Über sechzig Bücher sowie Hunderte Aufsätze, die auf allen fünf Kontinenten erschienen, zeugen von seiner schier unglaublichen Schaffenskraft. Sein beeindruckendes Wissen teilte er unaufdringlich, nie schulmeisterlich mit. Er war ein wahrer sozialistischer Weltbürger: Theo Bergmann schrieb und dolmetschte in fünf Sprachen, las ein halbes Dutzend weitere. Auf eigene Kosten reiste er siebzehn Mal nach China. Noch öfter bereiste er Israel, mehrmals Indien, Pakistan und viele weitere Länder - um »Entwicklungen zu verstehen«.
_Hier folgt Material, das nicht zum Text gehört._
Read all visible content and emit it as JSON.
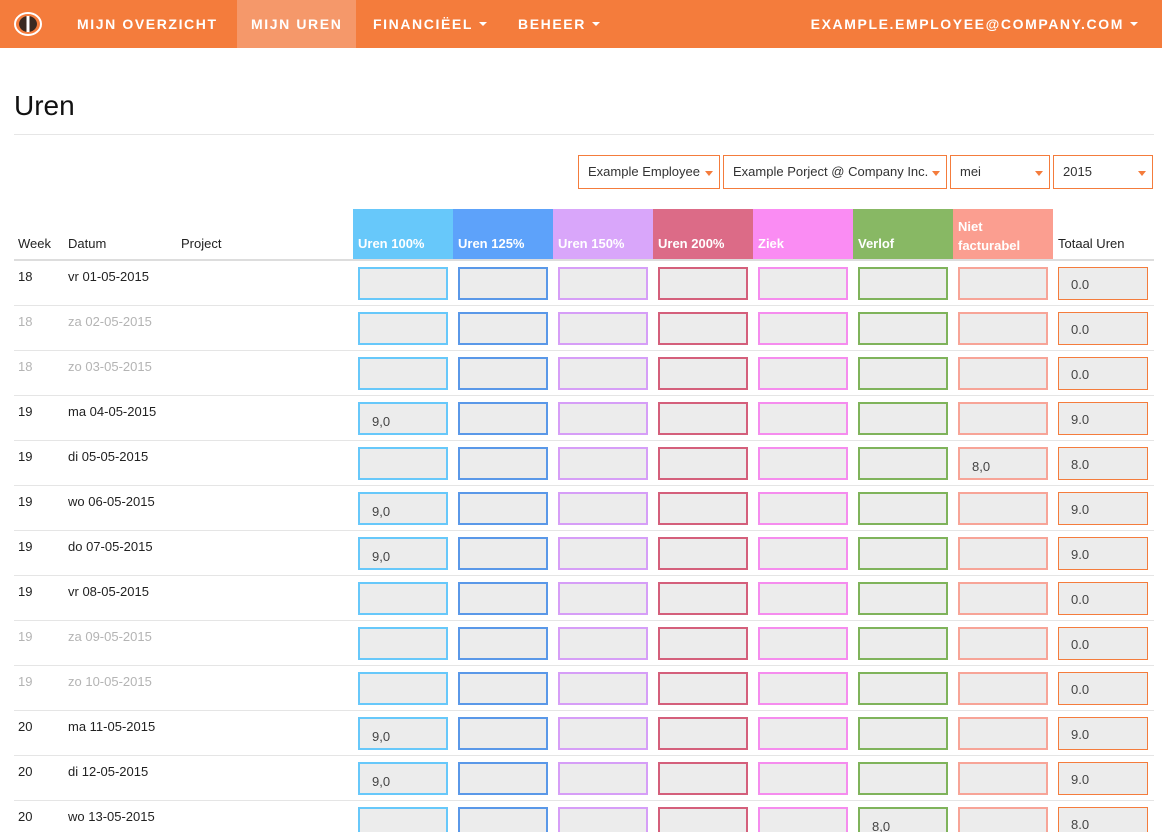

Theodor Bergmanns Arbeitsgebiete in Forschung und Lehre waren vor allem landwirtschaftliche Entwicklungsmodelle und das Genossenschaftswesen in verschiedenen Ländern. Studenten und Doktoranden berichten noch heute voller Zuneigung und Bewunderung von seiner Hilfsbereitschaft, seinem großen Fachwissen und seiner enormen humanistischen Bildung, um die er wenig Worte machte, aber auch von seinen hohen Anforderungen, die er stellte - die höchsten an sich selbst.
Immer mehr wurde die Geschichte und Politik der Arbeiterbewegung zu seinem Hauptthema, vor allem als Professor im (Un-)Ruhestand. Seine Geschichte der KPO, »Gegen den Strom«, gilt als ein Standardwerk. Doch auch zur Geschichte der Komintern, zum Spanienkrieg, zum israelisch-arabischen Konflikt lieferte er quellengestützte Werke. Er war mit seinem Kollegen und Freund Gert Schäfer Initiator einer Reihe internationaler Konferenzen zur Geschichte und zu aktuellen Problemen der Arbeiter- und Gewerkschaftsbewegung sowie von Tagungen über Karl Marx und August Thalheimer, Rosa Luxemburg, Trotzki, Bucharin, Lenin und Friedrich Engels.
Theodor Bergmann verstand sich als kritischer Kommunist, und so nimmt es nicht Wunder, dass die SED seine Bücher zur Konterbande erklärte. Dennoch war es für ihn selbstverständlich, den ab 1990 »abgewickelten« DDR-Wissenschaftlern zur Seite zu stehen, selbst wenn sie ihn zuvor einen »Revisionisten« und »Renegaten« geschimpft hatten. Er trat der PDS bei, leitete zeitweise deren Landesverband Baden-Württemberg und war bis zum Lebensende in der politischen Bildungsarbeit aktiv.
Theodor Bergmann hielt es mit Bertolt Brecht: »Die Schwachen kämpfen nicht. Die Stärkeren kämpfen vielleicht eine Stunde lang. Die noch stärker sind, kämpfen viele Jahre. Aber die Stärksten kämpfen ihr Leben lang. Diese sind unentbehrlich.« Theo hielt sich nie für unentbehrlich. Und doch war er es. Er wird uns fehlen.
Ausführlichere Porträts zu Theodor Bergmann finden sich in Mario Keßler: »Theodor Bergmann. Die Tradition kritischer Solidarität von Luxemburg bis Gorbatschow« (Helle Panke, 3,00 €) und Karlen Vesper: »Die Puppennäherin von Ravensbrück« (Neues Leben, 17,99 €).